Há também as ameaças representadas pelos traficantes humanos, que acabam atraindo os mais desesperados para os trabalhos forçados ou a prostituição, e pelas autoridades chinesas, que enviam os desertores de volta à terra natal, onde enfrentam a prisão e até a execução. Tais repatriações violam as obrigações legais explícitas da China sob a Convenção Internacional dos Refugiados.  

A própria Coreia do Norte também persegue aqueles que tentam escapar para tentar ganhar a liberdade. Esta semana, o governo Trump classificou o país como um Estado patrocinador do terrorismo, em parte por causa dos assassinatos de fugitivos e dissidentes no exterior, incluindo o meio-irmão de Kim Jong-un, morto com agente VX na Malásia. Os Estados Unidos não vão ficar de braços cruzados enquanto um regime cruel e despótico persegue aqueles que resolveram arriscar a própria vida pela libertação.  

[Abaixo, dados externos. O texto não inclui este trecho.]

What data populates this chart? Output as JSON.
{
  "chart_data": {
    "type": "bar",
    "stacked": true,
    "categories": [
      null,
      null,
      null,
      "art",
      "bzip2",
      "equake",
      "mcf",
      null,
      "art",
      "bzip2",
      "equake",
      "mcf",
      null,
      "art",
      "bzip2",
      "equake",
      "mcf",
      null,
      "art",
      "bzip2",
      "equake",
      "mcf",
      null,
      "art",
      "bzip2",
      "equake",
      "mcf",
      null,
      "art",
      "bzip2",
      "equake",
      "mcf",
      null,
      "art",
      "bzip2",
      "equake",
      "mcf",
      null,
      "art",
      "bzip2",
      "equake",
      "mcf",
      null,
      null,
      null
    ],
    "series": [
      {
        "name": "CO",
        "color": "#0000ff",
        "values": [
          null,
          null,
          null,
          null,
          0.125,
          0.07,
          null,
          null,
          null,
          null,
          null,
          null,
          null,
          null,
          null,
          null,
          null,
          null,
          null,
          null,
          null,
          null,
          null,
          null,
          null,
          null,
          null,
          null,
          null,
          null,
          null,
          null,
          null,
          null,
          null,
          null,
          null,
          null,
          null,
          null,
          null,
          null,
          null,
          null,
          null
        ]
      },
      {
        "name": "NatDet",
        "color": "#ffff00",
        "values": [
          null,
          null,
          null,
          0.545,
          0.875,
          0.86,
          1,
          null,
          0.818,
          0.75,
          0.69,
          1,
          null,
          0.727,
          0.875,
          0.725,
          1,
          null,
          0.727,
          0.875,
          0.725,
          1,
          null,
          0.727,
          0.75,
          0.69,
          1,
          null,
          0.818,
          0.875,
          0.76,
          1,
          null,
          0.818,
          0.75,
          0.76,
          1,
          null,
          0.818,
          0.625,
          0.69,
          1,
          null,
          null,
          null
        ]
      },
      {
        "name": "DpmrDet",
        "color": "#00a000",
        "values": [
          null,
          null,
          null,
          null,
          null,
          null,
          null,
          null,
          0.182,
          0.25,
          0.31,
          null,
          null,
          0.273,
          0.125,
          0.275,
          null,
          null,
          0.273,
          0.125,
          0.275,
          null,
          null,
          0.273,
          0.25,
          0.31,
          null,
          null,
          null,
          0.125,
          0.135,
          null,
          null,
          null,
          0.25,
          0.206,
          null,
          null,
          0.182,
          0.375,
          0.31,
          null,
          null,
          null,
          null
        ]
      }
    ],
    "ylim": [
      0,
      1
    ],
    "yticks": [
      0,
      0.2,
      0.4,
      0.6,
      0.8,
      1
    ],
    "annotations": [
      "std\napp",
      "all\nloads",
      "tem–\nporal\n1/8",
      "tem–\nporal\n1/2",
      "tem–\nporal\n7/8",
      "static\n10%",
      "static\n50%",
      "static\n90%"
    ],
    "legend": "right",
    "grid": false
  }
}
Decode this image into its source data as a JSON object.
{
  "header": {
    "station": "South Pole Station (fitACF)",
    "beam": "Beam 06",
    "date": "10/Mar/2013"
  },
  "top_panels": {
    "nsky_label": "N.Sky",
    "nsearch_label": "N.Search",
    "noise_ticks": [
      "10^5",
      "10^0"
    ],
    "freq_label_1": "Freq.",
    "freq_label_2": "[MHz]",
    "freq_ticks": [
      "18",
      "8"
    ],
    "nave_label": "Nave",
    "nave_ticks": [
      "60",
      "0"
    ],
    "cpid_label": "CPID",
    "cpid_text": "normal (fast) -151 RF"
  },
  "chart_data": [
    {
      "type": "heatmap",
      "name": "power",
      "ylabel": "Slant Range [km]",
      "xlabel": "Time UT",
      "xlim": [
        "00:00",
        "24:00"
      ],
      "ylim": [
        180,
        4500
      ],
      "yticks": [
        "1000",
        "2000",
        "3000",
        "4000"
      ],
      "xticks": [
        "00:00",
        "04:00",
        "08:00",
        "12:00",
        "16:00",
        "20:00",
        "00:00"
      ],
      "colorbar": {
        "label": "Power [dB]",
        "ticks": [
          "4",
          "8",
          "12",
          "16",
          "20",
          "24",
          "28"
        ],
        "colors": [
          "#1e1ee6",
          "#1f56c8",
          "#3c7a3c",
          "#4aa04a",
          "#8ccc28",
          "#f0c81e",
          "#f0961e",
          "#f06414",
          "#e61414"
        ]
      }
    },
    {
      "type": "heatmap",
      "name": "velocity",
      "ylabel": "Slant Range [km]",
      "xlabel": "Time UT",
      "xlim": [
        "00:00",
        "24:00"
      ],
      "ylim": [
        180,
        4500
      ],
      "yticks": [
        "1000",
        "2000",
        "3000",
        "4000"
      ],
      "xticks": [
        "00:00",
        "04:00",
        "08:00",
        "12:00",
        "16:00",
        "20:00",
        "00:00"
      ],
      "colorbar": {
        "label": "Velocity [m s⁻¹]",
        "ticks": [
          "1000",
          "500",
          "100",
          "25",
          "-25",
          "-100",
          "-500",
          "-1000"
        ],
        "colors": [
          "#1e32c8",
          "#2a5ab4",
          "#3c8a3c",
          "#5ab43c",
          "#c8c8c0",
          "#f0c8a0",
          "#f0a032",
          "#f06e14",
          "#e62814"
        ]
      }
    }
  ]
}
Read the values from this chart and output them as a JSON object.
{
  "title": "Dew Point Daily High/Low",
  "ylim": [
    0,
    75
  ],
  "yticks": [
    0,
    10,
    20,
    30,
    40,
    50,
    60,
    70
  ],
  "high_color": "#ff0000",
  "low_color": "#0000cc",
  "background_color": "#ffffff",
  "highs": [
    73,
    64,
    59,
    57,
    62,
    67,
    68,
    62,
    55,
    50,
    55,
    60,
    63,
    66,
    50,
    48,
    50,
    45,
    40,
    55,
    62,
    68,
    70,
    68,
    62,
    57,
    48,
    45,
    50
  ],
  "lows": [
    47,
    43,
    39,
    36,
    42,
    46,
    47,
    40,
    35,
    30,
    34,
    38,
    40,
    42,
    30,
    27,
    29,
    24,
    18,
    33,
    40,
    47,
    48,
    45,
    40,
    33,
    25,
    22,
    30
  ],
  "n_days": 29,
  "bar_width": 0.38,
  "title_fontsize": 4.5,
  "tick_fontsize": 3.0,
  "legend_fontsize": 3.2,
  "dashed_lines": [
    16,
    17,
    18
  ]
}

Kim também envia seus compatriotas para o exterior, para ganhar dinheiro para seu regime através do trabalho escravo em minas, madeireiras, canteiros de obras e todo tipo de trabalho pesado, especialmente na China. A Rússia também utiliza mão de obra norte-coreana – há suspeitas inclusive de que tenha sido usada na construção dos estádios de futebol da Copa do Mundo de 2018. 

Segundo a ONU, Pyongyang ganha aproximadamente US$230 milhões/ano dessa forma. O governo norte-americano pediu que China, Rússia e todas as nações que exploram esse tipo de trabalho forçado encerrem tais atividades imediatamente.  

É importante detalhar os horrores das violações norte-coreanas aos direitos humanos porque elas fazem parte da ameaça nuclear que enfrentamos e servem para denunciar os países que ainda se mostram dispostos a comercializar e acobertar o regime de Pyongyang. O Norte é tão ameaçador à Ásia quanto é cruel com o próprio povo. Está mais do que na hora de as nações civilizadas – e, sem dúvida, aquelas que pretendem ser mais respeitadas no cenário internacional – se unirem pelo desarmamento nuclear norte-coreano definitivo, ainda que tardio.  

Em relação ao desertor da semana passada, quando acordou depois da cirurgia, ele pediu para ouvir músicas sul-coreanas e ver filmes norte-americanos – uma pequena amostra da liberdade que há tanto tempo lhe foi negada. Que nós, norte-americanos, possamos dar graças pela liberdade e sabê-la sempre tão preciosa.  

(*) Brian H. Hook é diretor de planejamento de políticas e assessor de diretrizes do Departamento de Estado dos EUA.